Seit Sonntagabend ist in der Kleinstadt am südöstlichen Stadtrand von Dresden ein Bereich eingerichtet, in dem die Polizei anlasslos Personalien und Taschen kontrollieren kann. Seibert sagte: "Deutschland lässt nicht zu, dass Flüchtlinge, über deren schwierige Lebenssituation jeder durchaus einmal nachdenken sollte, von hasserfüllten Parolen empfangen werden oder von alkoholisierten Schreihälsen bedroht werden." Die Zunahme rechter Übergriffe auf Flüchtlingsheime bereite der Regierung Sorgen. Allein im ersten Halbjahr zählte die Polizei gut 200 Proteste gegen Flüchtlingsunterkünfte und Übergriffe auf Asylbewerberheime - und damit bereits etwas mehr als im gesamten vergangenen Jahr. Gabriel machte sich gestern selbst ein Bild von der Lage in Heidenau und sprach mit Flüchtlingen und Anwohnern. Der SPD-Chef und Wirtschaftsminister, der als erstes Mitglied der Bundesregierung die sächsische Stadt besuchte, verlangte eine harte Bestrafung der Täter. "Bei uns zu Hause würde man sagen, das ist Pack, was sich hier rumgetrieben hat", sagte er. "Für die gibt's nur eine Antwort: Polizei, Staatsanwaltschaft und nach Möglichkeit für jeden, den wir da erwischen, das Gefängnis."

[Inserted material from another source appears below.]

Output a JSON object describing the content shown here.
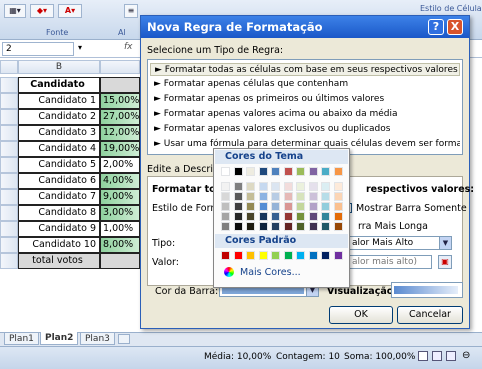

Der Heidenauer Bürgermeister Jürgen Opitz (CDU) erklärte, die Stimmung in der Stadt sei sehr angespannt. Heidenau mit 16500 Einwohnern sei anders als die jüngsten Bilder vermittelt hätten. Opitz lud auch Kanzlerin Merkel ein, sich selbst ein Bild zu machen. Einen passenden Termin gebe es jedenfalls für sie. Morgen wird die Regierungschefin in der nur rund 20 Kilometer entfernten Uhrmacherstadt Glashütte bei der Übergabe einer neuen Produktionsstätte der renommierten Manufaktur Anton Lange & Söhne erwartet. Beobachter gehen davon aus, dass sie im Vorfeld ihrer Glashütte-Visite auch dem Flüchtlingslager einen Besuch abstatten könnte.


Die Ereignisse rund um das Flüchtlingslager in Heidenau wirken sich mittlerweile auch unmittelbar auf Leipzig aus. So wehrten sich gestern Flüchtlinge, die provisorisch in der HTWK-Sporthalle im Leipziger Süden (Arno-Nitzsche-Straße) untergebracht sind, gegen eine Verlegung nach Heidenau. Nach Angaben der Landesdirektion sollten die Bewohner ausziehen, weil die Halle baufällig ist. Leipziger Flüchtlinge sprachen von "blanker Angst" vor Heidenau.


Bei einem ökumenischen Gottesdienst haben rund 200 Gläubige gestern Abend in Heidenau ihre Sorgen zum Ausdruck gebracht. Mit den Flüchtlingen, auch denen, die noch kommen werden, "wollen wir in Frieden und gut leben", sagte Pfarrerin Erdmute Gustke.